Figure 3. Pupillary responses to light/dark alone, electrical stimulation alone, and the combination of the two in a patient with HS. All traces are the means (thick lines) ±1 standard deviation (shaded areas). (A) Pupillometry with light and dark alone (no electrical stimulation). (B) Electrical stimulation alone during constant low light with single stimulus and (C) with triple stimulus. After the initial constriction in response to the low light, pupils are allowed to reach a steady state for 5 s before the electrical stimulation is given at 6 s. (D–F) Combined test paradigms: electrical stimulation during cycle of light/dark at minus 0.5 s (D), 0 s (E), and 2 s (F) from-light-off.

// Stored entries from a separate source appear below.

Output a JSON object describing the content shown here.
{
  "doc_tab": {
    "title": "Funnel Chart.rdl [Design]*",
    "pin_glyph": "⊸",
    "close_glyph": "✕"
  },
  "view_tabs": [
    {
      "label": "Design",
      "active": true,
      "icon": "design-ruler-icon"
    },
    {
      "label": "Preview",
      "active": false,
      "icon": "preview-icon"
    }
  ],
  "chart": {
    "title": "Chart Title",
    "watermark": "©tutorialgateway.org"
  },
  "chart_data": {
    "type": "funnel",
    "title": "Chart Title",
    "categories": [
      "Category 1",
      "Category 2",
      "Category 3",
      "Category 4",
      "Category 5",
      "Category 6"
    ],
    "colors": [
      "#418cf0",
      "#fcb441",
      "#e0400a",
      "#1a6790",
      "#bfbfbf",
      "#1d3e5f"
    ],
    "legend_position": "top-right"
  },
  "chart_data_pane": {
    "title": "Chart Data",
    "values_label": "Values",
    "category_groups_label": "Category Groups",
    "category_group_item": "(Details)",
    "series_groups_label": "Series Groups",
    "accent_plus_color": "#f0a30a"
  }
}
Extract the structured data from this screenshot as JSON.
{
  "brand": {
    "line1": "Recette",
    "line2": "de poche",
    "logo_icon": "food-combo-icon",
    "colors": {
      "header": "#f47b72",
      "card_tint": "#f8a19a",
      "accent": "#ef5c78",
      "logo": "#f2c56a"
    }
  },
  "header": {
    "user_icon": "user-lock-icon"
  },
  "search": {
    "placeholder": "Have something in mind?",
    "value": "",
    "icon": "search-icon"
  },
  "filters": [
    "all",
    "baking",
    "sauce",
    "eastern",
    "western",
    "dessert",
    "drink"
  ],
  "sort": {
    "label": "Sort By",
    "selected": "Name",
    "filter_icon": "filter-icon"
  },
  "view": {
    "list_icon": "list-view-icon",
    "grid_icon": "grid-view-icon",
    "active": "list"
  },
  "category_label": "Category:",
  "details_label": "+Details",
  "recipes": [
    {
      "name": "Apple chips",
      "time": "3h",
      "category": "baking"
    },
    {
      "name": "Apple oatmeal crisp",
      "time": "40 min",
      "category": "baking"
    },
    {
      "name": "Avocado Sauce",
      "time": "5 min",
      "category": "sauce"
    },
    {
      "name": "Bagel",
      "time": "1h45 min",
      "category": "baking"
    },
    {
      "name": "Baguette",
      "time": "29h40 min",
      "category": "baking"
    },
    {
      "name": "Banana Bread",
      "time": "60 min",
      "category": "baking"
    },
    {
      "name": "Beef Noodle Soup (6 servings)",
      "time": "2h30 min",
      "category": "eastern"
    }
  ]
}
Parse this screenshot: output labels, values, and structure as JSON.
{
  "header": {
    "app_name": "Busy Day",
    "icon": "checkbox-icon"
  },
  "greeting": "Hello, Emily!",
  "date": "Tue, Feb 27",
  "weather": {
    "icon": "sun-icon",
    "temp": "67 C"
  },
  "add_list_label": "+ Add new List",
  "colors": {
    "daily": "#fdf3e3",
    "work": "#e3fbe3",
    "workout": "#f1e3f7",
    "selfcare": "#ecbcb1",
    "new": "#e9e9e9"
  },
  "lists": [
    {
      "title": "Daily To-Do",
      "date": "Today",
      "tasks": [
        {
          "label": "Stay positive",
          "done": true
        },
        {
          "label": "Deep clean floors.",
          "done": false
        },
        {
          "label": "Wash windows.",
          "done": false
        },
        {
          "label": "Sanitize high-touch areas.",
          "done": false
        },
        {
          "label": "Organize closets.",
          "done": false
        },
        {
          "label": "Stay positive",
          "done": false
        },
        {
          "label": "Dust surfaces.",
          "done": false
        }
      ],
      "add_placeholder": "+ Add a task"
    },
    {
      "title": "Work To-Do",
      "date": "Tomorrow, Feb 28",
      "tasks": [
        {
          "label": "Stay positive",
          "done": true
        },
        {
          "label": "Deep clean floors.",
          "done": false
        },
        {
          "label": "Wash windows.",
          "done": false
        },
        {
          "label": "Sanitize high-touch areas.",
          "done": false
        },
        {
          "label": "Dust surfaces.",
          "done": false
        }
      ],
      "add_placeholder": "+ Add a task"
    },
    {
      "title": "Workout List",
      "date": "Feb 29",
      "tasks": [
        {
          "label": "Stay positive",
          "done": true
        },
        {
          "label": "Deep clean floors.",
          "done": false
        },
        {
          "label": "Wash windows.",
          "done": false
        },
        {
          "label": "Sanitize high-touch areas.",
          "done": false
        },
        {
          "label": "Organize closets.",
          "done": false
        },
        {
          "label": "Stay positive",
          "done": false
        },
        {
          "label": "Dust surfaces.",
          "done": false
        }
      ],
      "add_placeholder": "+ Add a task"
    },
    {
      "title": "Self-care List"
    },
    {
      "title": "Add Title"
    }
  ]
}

To test the effect of stimulus intensity, we applied three electrical stimuli in quick succession at 12 Hz (triple stimulus). Figure 4 shows an example of mean pupil responses in a patient with HS to the triple stimulation compared to the single stimulation during a cycle of light and dark. The increase in both the anisocoria (Figure 4A) and difference in pupil dilation velocity (Figure 4B) produced by the single stimulus were further increased in the same patient when a triple stimulus was given (Figures 4C,D).
Figure 4. Different stimulation intensities. In a patient with HS, a single electrical stimulus (55 mA, 0.2 ms) causes an increase in difference between the pupils in size (A) and dilation velocity (B). A triple stimulus (3x single stimulus, 12 Hz) causes a larger difference between the pupils (C,D) compared to the single stimulus.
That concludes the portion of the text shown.